Classifying Review Findings
Severity Categories
Emoji Category Criteria
❌ CRITICAL Will break, crash, expose data, or violate requirements
⚠️ IMPORTANT Missing error handling, unhandled edge cases, could cause bugs
♻️ DEBT Duplicates patterns, violates conventions, needs rework within 6 months
🎨 SUGGESTED Measurably improves security, reduces complexity by 3+, eliminates bug classes
❓ QUESTION Requires human knowledge - unclear requirements, intent, or system conflicts
ALWAYS use hybrid emoji + text format for each finding (if multiple severities apply, use the most severe: ❌ > ⚠️ > ♻️ > 🎨 > ❓):
Before Classifying
Verify ALL three:
-
Can you trace the execution path showing incorrect behavior?
-
Is this handled elsewhere (error boundaries, middleware, validators)?
-
Are you certain about framework behavior and language semantics?
If any answer is "no" or "unsure" → DO NOT classify as a finding.

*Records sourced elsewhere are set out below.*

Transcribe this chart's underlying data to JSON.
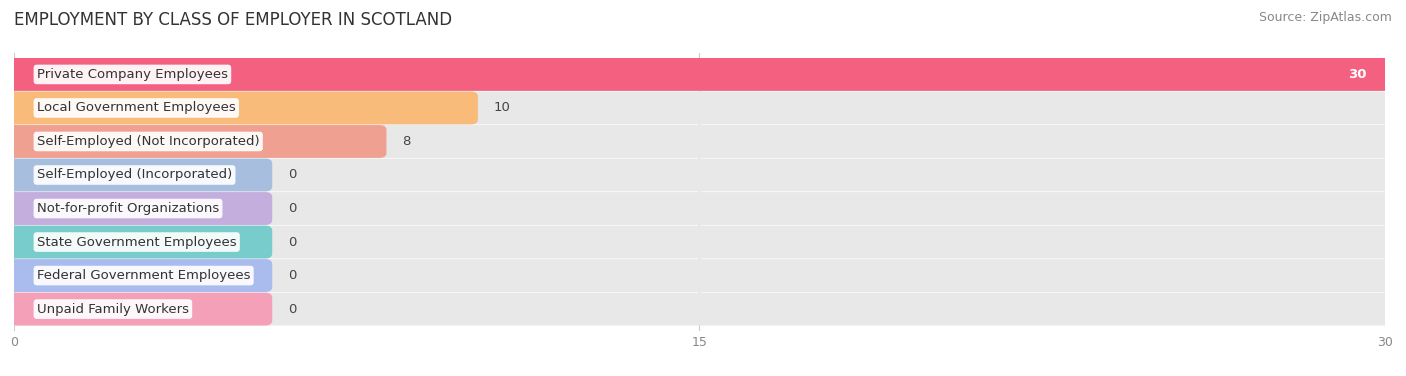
{
  "title": "EMPLOYMENT BY CLASS OF EMPLOYER IN SCOTLAND",
  "source": "Source: ZipAtlas.com",
  "categories": [
    "Private Company Employees",
    "Local Government Employees",
    "Self-Employed (Not Incorporated)",
    "Self-Employed (Incorporated)",
    "Not-for-profit Organizations",
    "State Government Employees",
    "Federal Government Employees",
    "Unpaid Family Workers"
  ],
  "values": [
    30,
    10,
    8,
    0,
    0,
    0,
    0,
    0
  ],
  "bar_colors": [
    "#F46080",
    "#F9BB7A",
    "#F0A090",
    "#A8BEDE",
    "#C4AEDE",
    "#78CCCC",
    "#AABCEE",
    "#F4A0B8"
  ],
  "track_color": "#E8E8E8",
  "label_bg_color": "#FFFFFF",
  "xlim": [
    0,
    30
  ],
  "xticks": [
    0,
    15,
    30
  ],
  "title_fontsize": 12,
  "bar_label_fontsize": 9.5,
  "category_fontsize": 9.5,
  "source_fontsize": 9
}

Not Valid Findings (Reject)
-
Praise ("great implementation")
-
Vague suggestions ("could be simpler")
-
Style preferences without enforced standard
-
Naming nitpicks unless actively misleading
-
PR metadata issues (title, description, test plan) - handled by summary skill, not classified here
Suggested Improvements (🎨) Criteria
Only suggest improvements that provide measurable value:
-
Security gain - Eliminates entire vulnerability class (SQL injection, XSS, etc.)
-
Complexity reduction - Reduces cyclomatic complexity by 3+, eliminates nesting level
-
Bug prevention - Makes entire category of bugs impossible (type safety, null safety)
-
Performance gain - Reduces O(n²) to O(n), eliminates N+1 queries (provide evidence)
Provide concrete metrics:
-
❌ "This could be simpler"
-
✅ "This has cyclomatic complexity of 12; extracting validation logic would reduce to 6"
If you can't measure the improvement, don't suggest it.